While claiming to be a book about making money, fully half the volume is about how to think about tricks, audiences, performance character, developing repertoire, and the like. Some of the advice here is useful, but what is addressed amounts to the minimum requirements before anyone can reasonably think about selling a show. In short: you need to have a show before you can sell one. Of course, that doesn't stop a lot of people in our business, but that sad fact does not make the information any less obvious. So if you don't have an act and have no clue how to create one, the first half of this book might help move you along a bit on that path. If anything you read here is surprising to you, you have a very long way to go before you should be booking shows.
But keep in mind that even that advice is seriously flawed, because it is motivated entirely by pragmatism and not by anything remotely approaching artistic principles. Mr. McAdam's ideas about script-writing are the same as his ideas about selling: do whatever it takes to be commercial. Nowhere in his counsel does he even pause for breath to mention that art is a means of self-expression, and that presentation should reveal your personal point of view, the voice of your true self. His notions about script seem little more than just writing catchy little phrases, without investing the least hint of his genuine self (presuming he has one). The author's intention is to make a buck, not a statement, and if that's your purpose for doing mentalism, then his approach toward the creative side of the art might still be of use to you But I suggest you had better think about the why and not just the how and I hope your "why" is something other than merely paying the rent. For if it is not, I assure you that you will come off as exactly the kind of act Mr. McAdam's work is mostly likely to create: the act of an empty-headed working hack. As such, you might make a fine living many do but you will also have no shortage of competition from other creatures who, having nothing to say through their work, are indistinguishable from yourself.
Mr. McAdam's work has all the earmarks of a hack, too. He is not only too lazy to know or care much about credits, but he brags about the fact. (He paraphrases a famous phrase of Al Goshman's, and reminds us that somebody must have said this but he really doesn't have the energy to care about who it was. For the record, Albert's wonderful original and oft-repeated observation was this: "Amateurs do new tricks for old audiences. Professionals do old tricks for new audiences." Mr.

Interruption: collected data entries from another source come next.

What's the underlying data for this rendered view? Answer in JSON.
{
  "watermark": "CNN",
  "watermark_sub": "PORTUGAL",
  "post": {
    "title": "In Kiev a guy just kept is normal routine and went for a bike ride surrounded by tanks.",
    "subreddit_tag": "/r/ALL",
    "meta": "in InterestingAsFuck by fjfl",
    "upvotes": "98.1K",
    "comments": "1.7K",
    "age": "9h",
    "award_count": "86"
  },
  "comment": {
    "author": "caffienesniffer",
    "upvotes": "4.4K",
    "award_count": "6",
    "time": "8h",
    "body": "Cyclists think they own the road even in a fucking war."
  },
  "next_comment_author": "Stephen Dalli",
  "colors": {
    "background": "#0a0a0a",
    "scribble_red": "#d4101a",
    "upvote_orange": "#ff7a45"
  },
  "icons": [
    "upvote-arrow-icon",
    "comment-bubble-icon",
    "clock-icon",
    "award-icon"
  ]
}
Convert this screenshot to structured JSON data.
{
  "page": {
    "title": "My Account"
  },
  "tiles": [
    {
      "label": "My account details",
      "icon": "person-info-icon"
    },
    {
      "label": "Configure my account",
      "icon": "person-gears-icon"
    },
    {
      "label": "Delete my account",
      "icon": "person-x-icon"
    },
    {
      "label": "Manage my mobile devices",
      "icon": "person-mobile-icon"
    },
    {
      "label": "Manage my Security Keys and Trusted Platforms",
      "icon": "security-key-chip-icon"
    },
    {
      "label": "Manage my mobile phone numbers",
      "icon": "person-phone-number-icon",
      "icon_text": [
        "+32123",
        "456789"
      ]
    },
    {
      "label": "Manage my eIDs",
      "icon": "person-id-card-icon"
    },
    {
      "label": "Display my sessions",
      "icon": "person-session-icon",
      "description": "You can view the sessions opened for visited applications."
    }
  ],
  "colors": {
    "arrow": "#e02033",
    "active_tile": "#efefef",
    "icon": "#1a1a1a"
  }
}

McAdam also repeats the now hack-owned line: "All those who believe in telekinesis, raise my hand." The line is the creation of the brilliant comic, Emo Philips whom I believe also created believe it or not the line, "I could tell you but then I'd have to kill you." Not that I expect Mr. McAdam to care a whit about any of this information.)
But assuming you have now completed all the exercises of the first half of the book and created your perfectly colorless, conventional, commercial act, we are now ready for the second half, where we will learn to market ourselves as fresh and newborn mentalists. Right? Wrong. What we will mostly learn is how to work psychic and tarot-reading parties. Mr. McAdam has all sorts of convoluted rationales for how to ethically justify such work, but I think they can be summed up in this phrase: You can make a good buck at it. How this comports with all his disclaimers on his website about not being psychic and not claiming any paranormal powers (at the same time as offering that "one day science will have an answer" to his feats, but so far "science can't explain what I do," not to mention all his rah-rah photos with pal Uri Gelled well, suffice to say, if you can figure out where the author stands on any of these issues, you must be psychic yourself. For that matter, it might take a psychic to figure out just what Mr. McAdam does do for a living, since he can be found on the web variously as a "journalist," "copywriter," "PR specialist," and selling a book entitled, The Secrets of Writing Successful Short Stories, his qualifications for which include the claim that he once "sold 200 short stories for publication in just 24 months" (we are not told if any were good), and also include the endorsement of famed short-story maestro, Uri Geller, who enthuses, "A great book for those who want to be authors! Your dream can come true!" They say it takes all kinds. Drew McAdam is one kind but not my kind.